DALLAS — The Spring Branch Independent School District is coming to market with the first tranche of debt from a $597 million bond package approved in November, the largest-ever passed by voters in the suburban Houston district.
The district plans to offer $194.6 million of limited-tax schoolhouse bonds in the competitive market Monday.
First Southwest Co. is the financial adviser and Vinson & Elkins is bond counsel to the district, which is about 10 miles west of downtown Houston.
Karen Wilson, associate superintendent for finance, said next week’s sale begins the district’s 10-year program to replace 12 aging schools that were built between 1938 and 1967. The district’s enrollment has plateaued at about 32,000. Wilson said officials expect the student population to remain cyclical with the ebbs and flows of the nearly built-out community’s population.
“We certainly felt with interest rates where they are and the significant needs of the district it made sense to get this sale done and start using proceeds as quickly as possible to let contracts and get these schools open in time for the 2009-2010 school year,” she said.
Proceeds will fund replacement of two elementary schools, acquisition of 85 new buses, and upgrades to technology and safety and security across the district.
Wilson said November’s bond package was the first passed in the district since 1999.
“We fixed some variable-rate debt about a year ago through a negotiated sale and that worked very well for the district,” she said. “Our board and administration invite competition ... and if we’re going to do a competitive sale, we felt now is an advantageous time to do that.
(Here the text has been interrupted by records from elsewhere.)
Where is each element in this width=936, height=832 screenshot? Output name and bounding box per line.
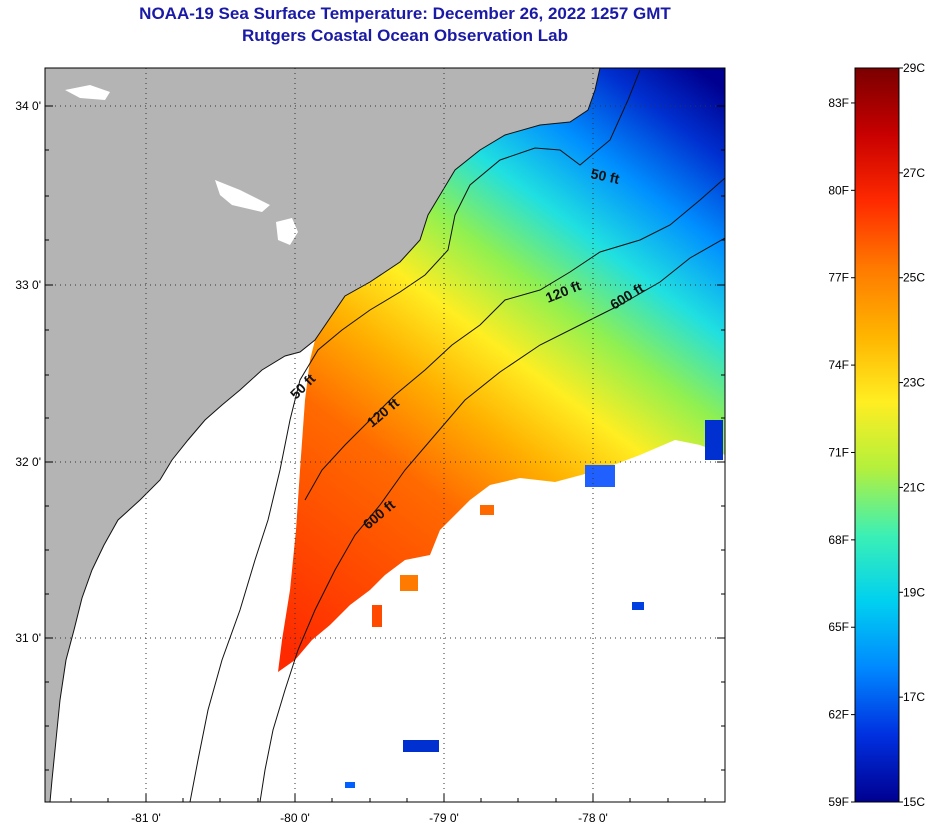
lake (215, 180, 270, 212)
lon-label: -79 0' (429, 811, 459, 825)
celsius-label: 25C (903, 271, 925, 285)
contour-600ft (259, 237, 725, 802)
sst-patch (705, 420, 723, 460)
lat-label: 32 0' (15, 455, 41, 469)
celsius-label: 17C (903, 690, 925, 704)
fahrenheit-label: 62F (828, 708, 849, 722)
lon-label: -81 0' (131, 811, 161, 825)
contour-50ft (189, 69, 641, 802)
map-frame (44, 67, 726, 803)
celsius-label: 15C (903, 795, 925, 809)
lat-label: 31 0' (15, 631, 41, 645)
contour-120ft (304, 177, 725, 501)
contour-label-50ft: 50 ft (589, 165, 621, 187)
fahrenheit-label: 77F (828, 271, 849, 285)
color-scale-labels: 29C 27C 25C 23C 21C 19C 17C 15C 83F 80F 77F 74F 71F 6… (828, 61, 925, 809)
celsius-label: 21C (903, 480, 925, 494)
sst-patch (585, 465, 615, 487)
fahrenheit-label: 74F (828, 358, 849, 372)
land-mass (45, 68, 600, 802)
fahrenheit-label: 83F (828, 96, 849, 110)
sst-map: 34 0' 33 0' 32 0' 31 0' -81 0' -80 0' -7… (15, 67, 726, 825)
fahrenheit-label: 65F (828, 620, 849, 634)
fahrenheit-label: 59F (828, 795, 849, 809)
lon-label: -80 0' (280, 811, 310, 825)
celsius-label: 29C (903, 61, 925, 75)
graticule (45, 68, 725, 802)
fahrenheit-label: 80F (828, 183, 849, 197)
sst-patch (345, 782, 355, 788)
lat-label: 33 0' (15, 278, 41, 292)
sst-patch (403, 740, 439, 752)
sst-patch (480, 505, 494, 515)
map-subtitle: Rutgers Coastal Ocean Observation Lab (242, 26, 568, 45)
celsius-label: 27C (903, 166, 925, 180)
fahrenheit-label: 71F (828, 445, 849, 459)
celsius-label: 23C (903, 376, 925, 390)
lake (65, 85, 110, 100)
map-title: NOAA-19 Sea Surface Temperature: Decembe… (139, 4, 671, 23)
celsius-label: 19C (903, 585, 925, 599)
fahrenheit-label: 68F (828, 533, 849, 547)
sst-patch (372, 605, 382, 627)
lon-label: -78 0' (578, 811, 608, 825)
sst-data-region (278, 68, 725, 672)
color-scale: 29C 27C 25C 23C 21C 19C 17C 15C 83F 80F 77F 74F 71F 6… (828, 61, 925, 809)
coastline (49, 68, 601, 802)
color-scale-bar (854, 67, 900, 803)
lat-label: 34 0' (15, 99, 41, 113)
axis-ticks (45, 105, 725, 802)
lake (276, 218, 298, 245)
sst-patch (632, 602, 644, 610)
sst-patch (400, 575, 418, 591)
Hopefully the bond market will cooperate and insure we secure the best rate for our community’s taxpayers.”
“We had an extensive facilities study that was looked at by 60 to 80 people in our community and we have another 60 folks in our bond oversight committee,” Wilson said. “This sale is is really the culmination of two years of planning and hard work.”
Standard & Poor’s assigned a AA underlying rating to the sale, citing the district’s desirable location in the Houston area, experienced financial management team, and strong support for the bond program.
Analysts said the taxable-assessed value of the district increased by 19% the past five years to $14.8 billion for fiscal 2008. Officials have increased the general-fund balance for five consecutive years to $62 million. The district sends a sizable portion of its property taxes back to the state under the so-called Robin Hood school financing system.
Moody’s Investors Service assigned its Aa2 underlying rating on the school system’s “large, mostly residential tax base, moderately elevated but manageable debt position, and well-maintained financial operations.”
The bonds, which are structured as serials reaching final maturity in 2038, also will be backed by Texas’ triple-A rated Permanent School Fund.
The Spring Branch ISD is selling debt ahead of other Houston-area districts that had enormous bond packages approved last fall.
In addition to Spring Branch, voters in and around the nation’s fourth-largest city approved more than $2.6 billion of school bonds in November and another $800 million of debt for Harris County.
The Houston International School District has a $400 million bond sale ready to go, but it awaits a ruling from the state attorney general’s office on the validity of the election due to lawsuits brought against the district.
Standard & Poor’s upgraded the HISD to AA-plus ahead of the sale, citing an expanding economy and strong financial-management practices. It is just the second Texas school district to reach the AA-plus category. There are no triple-A rated districts in the Lone Star state, although most school debt carries the highest rating due to the guilt-edged PSF.
Voters in suburban Cypress-Fairbanks Independent School District authorized $807 million in November for 13 new campuses and land acquisition for 10 more schools among other needs.
Cy-Fair ISD, located northwest of Houston, has yet to issue any of those bonds.